The Strad Issue: June 2019 
Description: Debut recording for sonata by a 20th-century ‘bad boy’

Musicians: Alessandro Fagiuoli (violin) Alessia Toffanin (piano)

Works: ANTHEIL Violin Sonatas

Catalogue Number: AVI-MUSIC C-AVI 8553239

Friend to Joyce and Pound, scourge of critics on both sides of the Atlantic, George Antheil (1900–59) said goodbye to the provocative experimentalism of 1920s Paris to resurface in the US as a composer of sonatas and symphonies determined to leave behind his former reputation as a ‘bad boy of music’. Tropes of neo-Classicism, Cubism and even Dadaism lend the first three sonatas an anarchic spirit of invention that yet survives with a Soviet Russian accent in the motor rhythms of the Fourth.

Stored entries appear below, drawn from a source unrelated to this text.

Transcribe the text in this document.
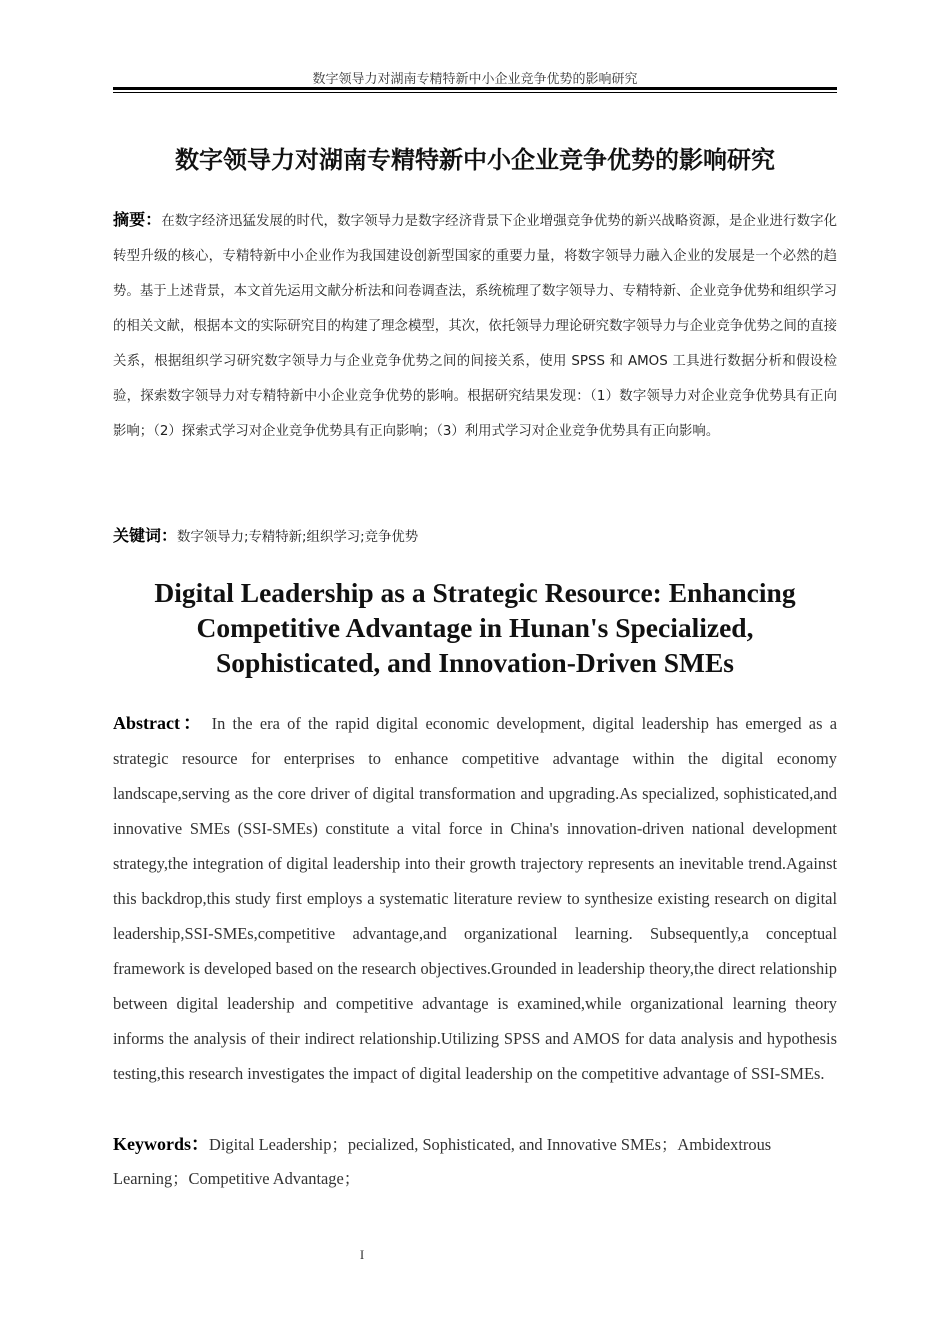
数字领导力对湖南专精特新中小企业竞争优势的影响研究
数字领导力对湖南专精特新中小企业竞争优势的影响研究
摘要：在数字经济迅猛发展的时代，数字领导力是数字经济背景下企业增强竞争优势的新兴战略资源，是企业进行数字化转型升级的核心，专精特新中小企业作为我国建设创新型国家的重要力量，将数字领导力融入企业的发展是一个必然的趋势。基于上述背景，本文首先运用文献分析法和问卷调查法，系统梳理了数字领导力、专精特新、企业竞争优势和组织学习的相关文献，根据本文的实际研究目的构建了理念模型，其次，依托领导力理论研究数字领导力与企业竞争优势之间的直接关系，根据组织学习研究数字领导力与企业竞争优势之间的间接关系，使用 SPSS 和 AMOS 工具进行数据分析和假设检验，探索数字领导力对专精特新中小企业竞争优势的影响。根据研究结果发现：（1）数字领导力对企业竞争优势具有正向影响；（2）探索式学习对企业竞争优势具有正向影响；（3）利用式学习对企业竞争优势具有正向影响。
关键词：数字领导力;专精特新;组织学习;竞争优势
Digital Leadership as a Strategic Resource: Enhancing Competitive Advantage in Hunan's Specialized, Sophisticated, and Innovation-Driven SMEs
Abstract： In the era of the rapid digital economic development, digital leadership has emerged as a strategic resource for enterprises to enhance competitive advantage within the digital economy landscape,serving as the core driver of digital transformation and upgrading.As specialized, sophisticated,and innovative SMEs (SSI-SMEs) constitute a vital force in China's innovation-driven national development strategy,the integration of digital leadership into their growth trajectory represents an inevitable trend.Against this backdrop,this study first employs a systematic literature review to synthesize existing research on digital leadership,SSI-SMEs,competitive advantage,and organizational learning. Subsequently,a conceptual framework is developed based on the research objectives.Grounded in leadership theory,the direct relationship between digital leadership and competitive advantage is examined,while organizational learning theory informs the analysis of their indirect relationship.Utilizing SPSS and AMOS for data analysis and hypothesis testing,this research investigates the impact of digital leadership on the competitive advantage of SSI-SMEs.
Keywords：Digital Leadership；pecialized, Sophisticated, and Innovative SMEs；Ambidextrous Learning；Competitive Advantage；
I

In all his guises, Antheil is well served by this Italian duo. Recorded quite close to the microphone, Alessia Toffanin is a hard-hitting accompanist both in the Rite of Spring rhythms of the First Sonata and on the drums – a part written for Pound – in the North African coda of the zany and eclectic Second. Better still is the Third, learning from Satie as well as Stravinsky on a curiously mesmerising 18-minute tour around a few offhand motifs.

Beautifully controlled bowing, even tone and a fine sense of the absurd lend distinction to Alessandro Fagiuoli’s playing, but his heavy-handed take on the Fourth – which feeds bits of the First and Third through a sort of Shostakovich-toothed sausage machine – lacks the manic energy and devilish glee of Vera Beths and Reinbert de Leeuw (Auvidis Montaigne). Nevertheless, if you can live with the claustrophobic sound, Fagiuoli and Toffanin make the most persuasive case for the Third in its first recording.